Are you ready to do this, not ashamed of your Lord, because He is not ashamed to call you His brother? This very night, this very week, yes, I worship Jesus Christ. I live for Christ. My life is driven by Christ because I'm one with Him. I'm set apart for Him. Everything is driven by Him. Everything is driven for Him because I love Christ. Christ is my all and Christ is my everything. This is the posture of a life that is set apart, set apart for the holy purpose, set apart for the holy God, set apart for our bridegroom, set apart for Jesus Christ, our Lord. We were rescued by Him and we are being sanctified for Him. That is your life. That is your life, Christian.

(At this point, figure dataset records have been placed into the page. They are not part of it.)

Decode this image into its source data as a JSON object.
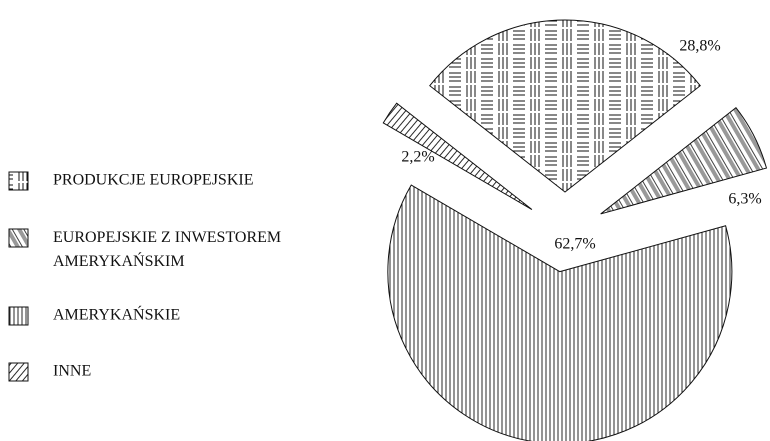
{
  "chart_data": {
    "type": "pie",
    "categories": [
      "PRODUKCJE EUROPEJSKIE",
      "EUROPEJSKIE Z INWESTOREM AMERYKAŃSKIM",
      "AMERYKAŃSKIE",
      "INNE"
    ],
    "values": [
      28.8,
      6.3,
      62.7,
      2.2
    ],
    "value_labels": [
      "28,8%",
      "6,3%",
      "62,7%",
      "2,2%"
    ],
    "exploded": true
  }
}
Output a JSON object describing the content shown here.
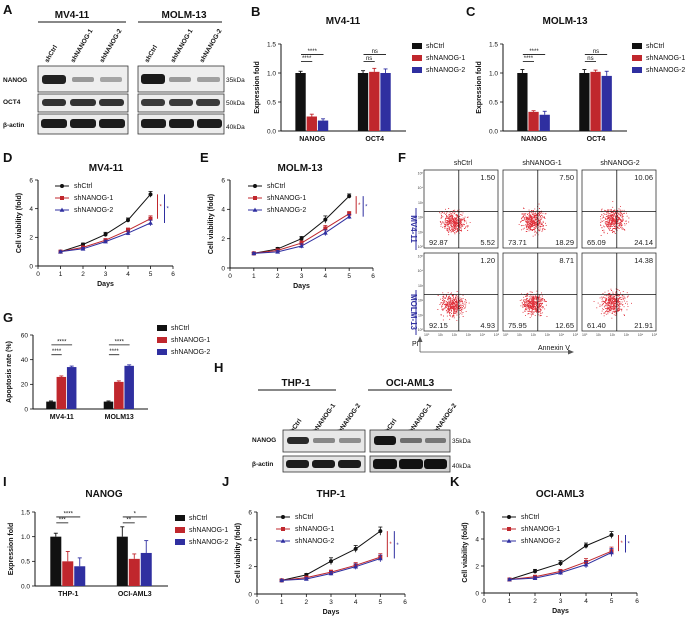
{
  "colors": {
    "shCtrl": "#111111",
    "shNANOG1": "#c0272d",
    "shNANOG2": "#2f2fa0",
    "dots": "#e0303a"
  },
  "panels": {
    "A": {
      "label": "A",
      "cell_lines": [
        "MV4-11",
        "MOLM-13"
      ],
      "lanes": [
        "shCtrl",
        "shNANOG-1",
        "shNANOG-2"
      ],
      "rows": [
        "NANOG",
        "OCT4",
        "β-actin"
      ],
      "markers": [
        "35kDa",
        "50kDa",
        "40kDa"
      ]
    },
    "B": {
      "label": "B"
    },
    "C": {
      "label": "C"
    },
    "D": {
      "label": "D"
    },
    "E": {
      "label": "E"
    },
    "F": {
      "label": "F"
    },
    "G": {
      "label": "G"
    },
    "H": {
      "label": "H",
      "cell_lines": [
        "THP-1",
        "OCI-AML3"
      ],
      "lanes": [
        "shCtrl",
        "shNANOG-1",
        "shNANOG-2"
      ],
      "rows": [
        "NANOG",
        "β-actin"
      ],
      "markers": [
        "35kDa",
        "40kDa"
      ]
    },
    "I": {
      "label": "I"
    },
    "J": {
      "label": "J"
    },
    "K": {
      "label": "K"
    }
  },
  "flow": {
    "columns": [
      "shCtrl",
      "shNANOG-1",
      "shNANOG-2"
    ],
    "rows": [
      "MV4-11",
      "MOLM-13"
    ],
    "xlabel": "Annexin V",
    "ylabel": "PI",
    "ticks": [
      "10⁰",
      "10¹",
      "10²",
      "10³",
      "10⁴",
      "10⁵"
    ],
    "quadrants": [
      [
        {
          "ul": "",
          "ur": "1.50",
          "ll": "92.87",
          "lr": "5.52"
        },
        {
          "ul": "",
          "ur": "7.50",
          "ll": "73.71",
          "lr": "18.29"
        },
        {
          "ul": "",
          "ur": "10.06",
          "ll": "65.09",
          "lr": "24.14"
        }
      ],
      [
        {
          "ul": "",
          "ur": "1.20",
          "ll": "92.15",
          "lr": "4.93"
        },
        {
          "ul": "",
          "ur": "8.71",
          "ll": "75.95",
          "lr": "12.65"
        },
        {
          "ul": "",
          "ur": "14.38",
          "ll": "61.40",
          "lr": "21.91"
        }
      ]
    ]
  },
  "chart_data": [
    {
      "id": "B",
      "type": "bar",
      "title": "MV4-11",
      "ylabel": "Expression fold",
      "ylim": [
        0,
        1.5
      ],
      "yticks": [
        "0.0",
        "0.5",
        "1.0",
        "1.5"
      ],
      "categories": [
        "NANOG",
        "OCT4"
      ],
      "series": [
        {
          "name": "shCtrl",
          "values": [
            1.0,
            1.0
          ],
          "err": [
            0.03,
            0.04
          ]
        },
        {
          "name": "shNANOG-1",
          "values": [
            0.25,
            1.02
          ],
          "err": [
            0.04,
            0.06
          ]
        },
        {
          "name": "shNANOG-2",
          "values": [
            0.18,
            1.0
          ],
          "err": [
            0.03,
            0.07
          ]
        }
      ],
      "annotations": [
        {
          "text": "****",
          "group": 0,
          "from": 0,
          "to": 2,
          "level": 1.32
        },
        {
          "text": "****",
          "group": 0,
          "from": 0,
          "to": 1,
          "level": 1.2
        },
        {
          "text": "ns",
          "group": 1,
          "from": 0,
          "to": 2,
          "level": 1.32
        },
        {
          "text": "ns",
          "group": 1,
          "from": 0,
          "to": 1,
          "level": 1.2
        }
      ]
    },
    {
      "id": "C",
      "type": "bar",
      "title": "MOLM-13",
      "ylabel": "Expression fold",
      "ylim": [
        0,
        1.5
      ],
      "yticks": [
        "0.0",
        "0.5",
        "1.0",
        "1.5"
      ],
      "categories": [
        "NANOG",
        "OCT4"
      ],
      "series": [
        {
          "name": "shCtrl",
          "values": [
            1.0,
            1.0
          ],
          "err": [
            0.06,
            0.06
          ]
        },
        {
          "name": "shNANOG-1",
          "values": [
            0.33,
            1.02
          ],
          "err": [
            0.02,
            0.03
          ]
        },
        {
          "name": "shNANOG-2",
          "values": [
            0.28,
            0.95
          ],
          "err": [
            0.06,
            0.08
          ]
        }
      ],
      "annotations": [
        {
          "text": "****",
          "group": 0,
          "from": 0,
          "to": 2,
          "level": 1.32
        },
        {
          "text": "****",
          "group": 0,
          "from": 0,
          "to": 1,
          "level": 1.2
        },
        {
          "text": "ns",
          "group": 1,
          "from": 0,
          "to": 2,
          "level": 1.32
        },
        {
          "text": "ns",
          "group": 1,
          "from": 0,
          "to": 1,
          "level": 1.2
        }
      ]
    },
    {
      "id": "D",
      "type": "line",
      "title": "MV4-11",
      "xlabel": "Days",
      "ylabel": "Cell viability (fold)",
      "xlim": [
        0,
        6
      ],
      "ylim": [
        0,
        6
      ],
      "xticks": [
        0,
        1,
        2,
        3,
        4,
        5,
        6
      ],
      "yticks": [
        0,
        2,
        4,
        6
      ],
      "x": [
        1,
        2,
        3,
        4,
        5
      ],
      "series": [
        {
          "name": "shCtrl",
          "values": [
            1.0,
            1.5,
            2.2,
            3.2,
            5.0
          ],
          "err": [
            0.05,
            0.1,
            0.15,
            0.15,
            0.2
          ]
        },
        {
          "name": "shNANOG-1",
          "values": [
            1.0,
            1.3,
            1.8,
            2.5,
            3.3
          ],
          "err": [
            0.05,
            0.1,
            0.1,
            0.15,
            0.2
          ]
        },
        {
          "name": "shNANOG-2",
          "values": [
            1.0,
            1.2,
            1.7,
            2.3,
            3.0
          ],
          "err": [
            0.05,
            0.1,
            0.1,
            0.15,
            0.2
          ]
        }
      ],
      "sig": [
        "*",
        "*"
      ]
    },
    {
      "id": "E",
      "type": "line",
      "title": "MOLM-13",
      "xlabel": "Days",
      "ylabel": "Cell viability (fold)",
      "xlim": [
        0,
        6
      ],
      "ylim": [
        0,
        6
      ],
      "xticks": [
        0,
        1,
        2,
        3,
        4,
        5,
        6
      ],
      "yticks": [
        0,
        2,
        4,
        6
      ],
      "x": [
        1,
        2,
        3,
        4,
        5
      ],
      "series": [
        {
          "name": "shCtrl",
          "values": [
            1.0,
            1.3,
            2.0,
            3.3,
            4.9
          ],
          "err": [
            0.05,
            0.1,
            0.15,
            0.25,
            0.15
          ]
        },
        {
          "name": "shNANOG-1",
          "values": [
            1.0,
            1.2,
            1.7,
            2.7,
            3.7
          ],
          "err": [
            0.05,
            0.1,
            0.15,
            0.2,
            0.15
          ]
        },
        {
          "name": "shNANOG-2",
          "values": [
            1.0,
            1.1,
            1.5,
            2.4,
            3.5
          ],
          "err": [
            0.05,
            0.1,
            0.15,
            0.2,
            0.15
          ]
        }
      ],
      "sig": [
        "*",
        "*"
      ]
    },
    {
      "id": "G",
      "type": "bar",
      "title": "",
      "ylabel": "Apoptosis rate (%)",
      "ylim": [
        0,
        60
      ],
      "yticks": [
        "0",
        "20",
        "40",
        "60"
      ],
      "categories": [
        "MV4-11",
        "MOLM13"
      ],
      "series": [
        {
          "name": "shCtrl",
          "values": [
            6,
            6
          ],
          "err": [
            0.5,
            0.5
          ]
        },
        {
          "name": "shNANOG-1",
          "values": [
            26,
            22
          ],
          "err": [
            0.8,
            0.8
          ]
        },
        {
          "name": "shNANOG-2",
          "values": [
            34,
            35
          ],
          "err": [
            0.8,
            0.8
          ]
        }
      ],
      "annotations": [
        {
          "text": "****",
          "group": 0,
          "from": 0,
          "to": 2,
          "level": 52
        },
        {
          "text": "****",
          "group": 0,
          "from": 0,
          "to": 1,
          "level": 44
        },
        {
          "text": "****",
          "group": 1,
          "from": 0,
          "to": 2,
          "level": 52
        },
        {
          "text": "****",
          "group": 1,
          "from": 0,
          "to": 1,
          "level": 44
        }
      ]
    },
    {
      "id": "I",
      "type": "bar",
      "title": "NANOG",
      "ylabel": "Expression fold",
      "ylim": [
        0,
        1.5
      ],
      "yticks": [
        "0.0",
        "0.5",
        "1.0",
        "1.5"
      ],
      "categories": [
        "THP-1",
        "OCI-AML3"
      ],
      "series": [
        {
          "name": "shCtrl",
          "values": [
            1.0,
            1.0
          ],
          "err": [
            0.07,
            0.2
          ]
        },
        {
          "name": "shNANOG-1",
          "values": [
            0.5,
            0.55
          ],
          "err": [
            0.2,
            0.1
          ]
        },
        {
          "name": "shNANOG-2",
          "values": [
            0.4,
            0.67
          ],
          "err": [
            0.17,
            0.25
          ]
        }
      ],
      "annotations": [
        {
          "text": "****",
          "group": 0,
          "from": 0,
          "to": 2,
          "level": 1.4
        },
        {
          "text": "***",
          "group": 0,
          "from": 0,
          "to": 1,
          "level": 1.28
        },
        {
          "text": "*",
          "group": 1,
          "from": 0,
          "to": 2,
          "level": 1.4
        },
        {
          "text": "**",
          "group": 1,
          "from": 0,
          "to": 1,
          "level": 1.28
        }
      ]
    },
    {
      "id": "J",
      "type": "line",
      "title": "THP-1",
      "xlabel": "Days",
      "ylabel": "Cell viability (fold)",
      "xlim": [
        0,
        6
      ],
      "ylim": [
        0,
        6
      ],
      "xticks": [
        0,
        1,
        2,
        3,
        4,
        5,
        6
      ],
      "yticks": [
        0,
        2,
        4,
        6
      ],
      "x": [
        1,
        2,
        3,
        4,
        5
      ],
      "series": [
        {
          "name": "shCtrl",
          "values": [
            1.0,
            1.4,
            2.4,
            3.3,
            4.6
          ],
          "err": [
            0.05,
            0.1,
            0.25,
            0.25,
            0.3
          ]
        },
        {
          "name": "shNANOG-1",
          "values": [
            1.0,
            1.2,
            1.6,
            2.1,
            2.7
          ],
          "err": [
            0.05,
            0.1,
            0.15,
            0.2,
            0.25
          ]
        },
        {
          "name": "shNANOG-2",
          "values": [
            1.0,
            1.1,
            1.5,
            2.0,
            2.6
          ],
          "err": [
            0.05,
            0.1,
            0.15,
            0.2,
            0.25
          ]
        }
      ],
      "sig": [
        "*",
        "*"
      ]
    },
    {
      "id": "K",
      "type": "line",
      "title": "OCI-AML3",
      "xlabel": "Days",
      "ylabel": "Cell viability (fold)",
      "xlim": [
        0,
        6
      ],
      "ylim": [
        0,
        6
      ],
      "xticks": [
        0,
        1,
        2,
        3,
        4,
        5,
        6
      ],
      "yticks": [
        0,
        2,
        4,
        6
      ],
      "x": [
        1,
        2,
        3,
        4,
        5
      ],
      "series": [
        {
          "name": "shCtrl",
          "values": [
            1.0,
            1.6,
            2.2,
            3.5,
            4.3
          ],
          "err": [
            0.05,
            0.15,
            0.2,
            0.2,
            0.25
          ]
        },
        {
          "name": "shNANOG-1",
          "values": [
            1.0,
            1.2,
            1.6,
            2.3,
            3.1
          ],
          "err": [
            0.05,
            0.1,
            0.15,
            0.25,
            0.3
          ]
        },
        {
          "name": "shNANOG-2",
          "values": [
            1.0,
            1.1,
            1.5,
            2.1,
            3.0
          ],
          "err": [
            0.05,
            0.1,
            0.15,
            0.25,
            0.3
          ]
        }
      ],
      "sig": [
        "*",
        "*"
      ]
    }
  ]
}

So if we are being deemed to be being too serious about the Bible, may it be that in five years' time we are all the more serious about the Bible. If we're deemed to be uncompromising regarding how we worship or how we go about our Christian business, may it be that that would be a reputation that is all the more prominent in the years to come because Christ is who matters and we're set apart for Him and we desire and yearn to grow with Him, to be like Him, all the more individually and as the local church. For He who sanctifies and those who are sanctified are one, one with Christ and this is the glory of the gospel and the impact of the gospel in the lives that we live as His people.